Providing an original date and location for a published letter

In revising the Chicago Manual of Style CSL definitions, I’m trying to work out how to allow for both the date of an edited collection and the date of a letter. I’m thinking of using event-date if it exists in the citation (alongside event-place for the first below) – does this seem sensible? I am trying to base my implementation on APA by @bwiernik but they do not address this particular case.

Relevant CMOS examples:

  1. Adams to Charles Milnes Gaskell, Baden, September 22, 1867, in Letters of Henry Adams, 1858–1891, ed. Worthington Chauncey Ford (Houghton Mifflin, 1930), 133–34.

  2. White to Harold Ross, memorandum, May 2, 1946, in Letters of E. B. White, ed. Dorothy Lobrano Guth (Harper & Row, 1976), 273.

  3. Adams to Gaskell, London, March 30, 1868, 141.

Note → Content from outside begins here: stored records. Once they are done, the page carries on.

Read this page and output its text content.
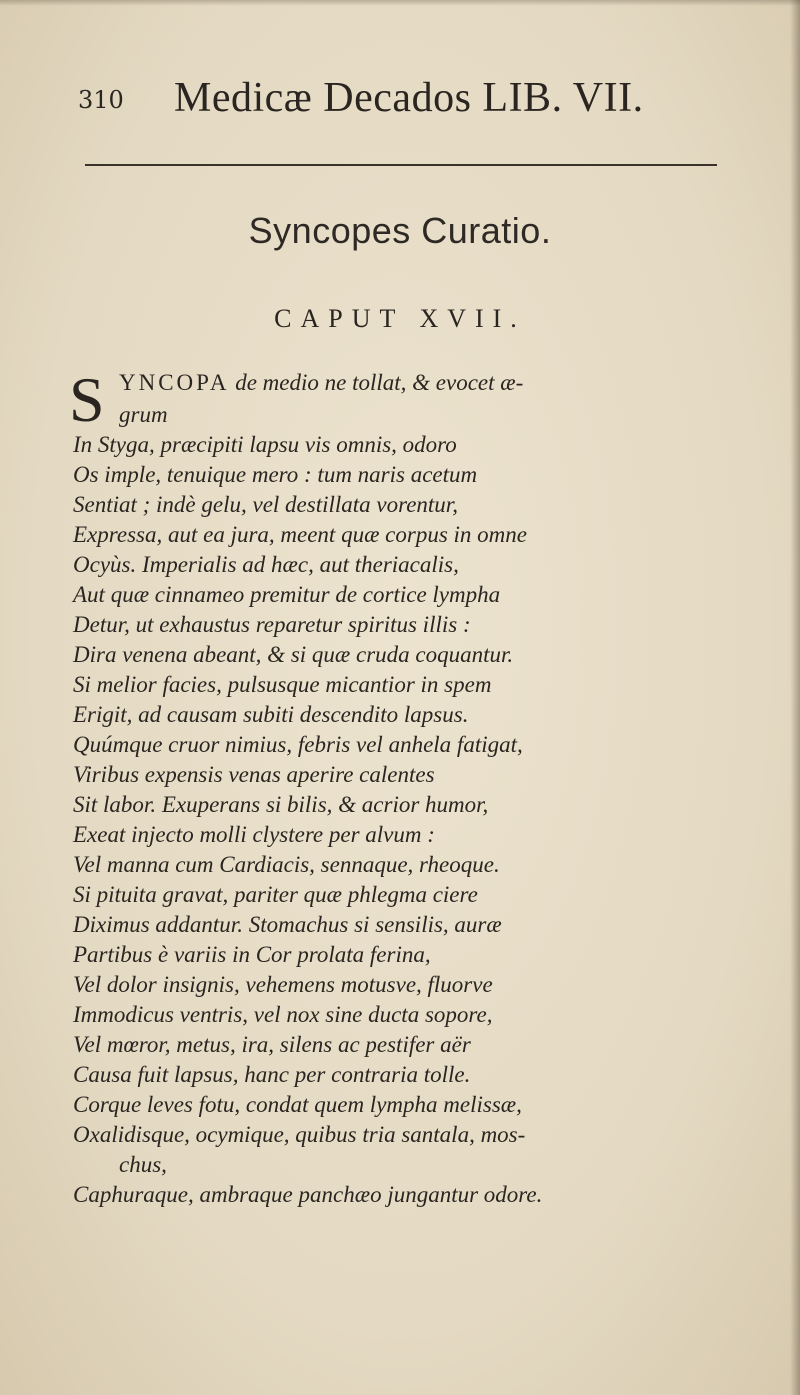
310 Medicæ Decados LIB. VII.
Syncopes Curatio.
CAPUT XVII.
S YNCOPA de medio ne tollat, & evocet æ-
grum
In Styga, præcipiti lapsu vis omnis, odoro
Os imple, tenuique mero : tum naris acetum
Sentiat ; indè gelu, vel destillata vorentur,
Expressa, aut ea jura, meent quæ corpus in omne
Ocyùs. Imperialis ad hæc, aut theriacalis,
Aut quæ cinnameo premitur de cortice lympha
Detur, ut exhaustus reparetur spiritus illis :
Dira venena abeant, & si quæ cruda coquantur.
Si melior facies, pulsusque micantior in spem
Erigit, ad causam subiti descendito lapsus.
Quúmque cruor nimius, febris vel anhela fatigat,
Viribus expensis venas aperire calentes
Sit labor. Exuperans si bilis, & acrior humor,
Exeat injecto molli clystere per alvum :
Vel manna cum Cardiacis, sennaque, rheoque.
Si pituita gravat, pariter quæ phlegma ciere
Diximus addantur. Stomachus si sensilis, auræ
Partibus è variis in Cor prolata ferina,
Vel dolor insignis, vehemens motusve, fluorve
Immodicus ventris, vel nox sine ducta sopore,
Vel mœror, metus, ira, silens ac pestifer aër
Causa fuit lapsus, hanc per contraria tolle.
Corque leves fotu, condat quem lympha melissæ,
Oxalidisque, ocymique, quibus tria santala, mos-
chus,
Caphuraque, ambraque panchæo jungantur odore.
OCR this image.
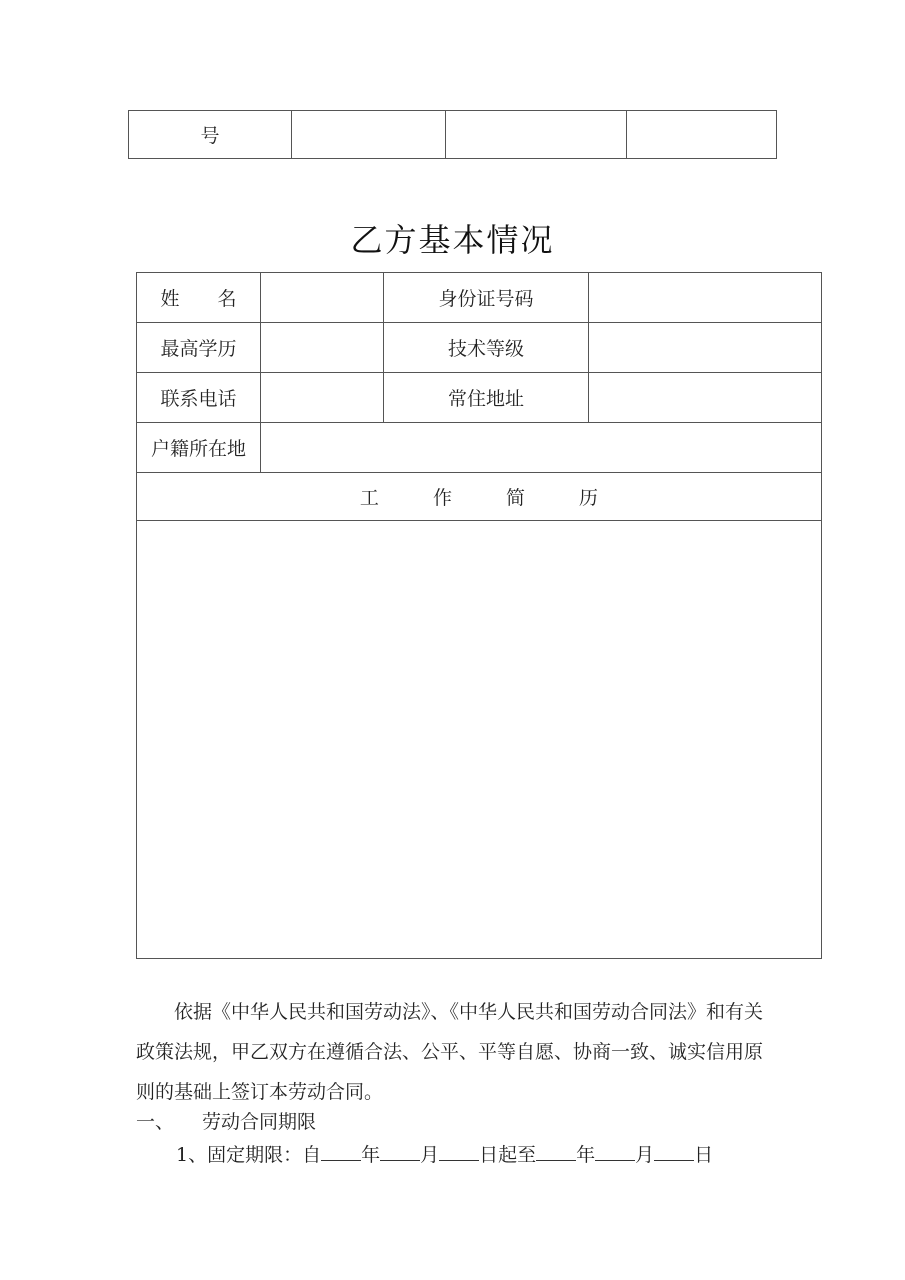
号			
乙方基本情况
姓　　名		身份证号码	
最高学历		技术等级	
联系电话		常住地址	
户籍所在地			
工 作 简 历			

依据《中华人民共和国劳动法》、《中华人民共和国劳动合同法》和有关政策法规，甲乙双方在遵循合法、公平、平等自愿、协商一致、诚实信用原则的基础上签订本劳动合同。
一、 劳动合同期限
1、固定期限：自 年 月 日起至 年 月 日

  4. Adams to John Hay, Washington, October 26, 1884, in Adams, Letters, 361.

Jackson, Paulina. Paulina Jackson to John Pepys Junior, October 3, 1676. In The Letters of Samuel Pepys and His Family Circle, edited by Helen Truesdell Heath, no. 42. Clarendon Press, 1955.

Yes, I would use event-date here for the date of the letter, similar to how you would use it for the date a conference paper was presented if you were citing the published version in a proceedings.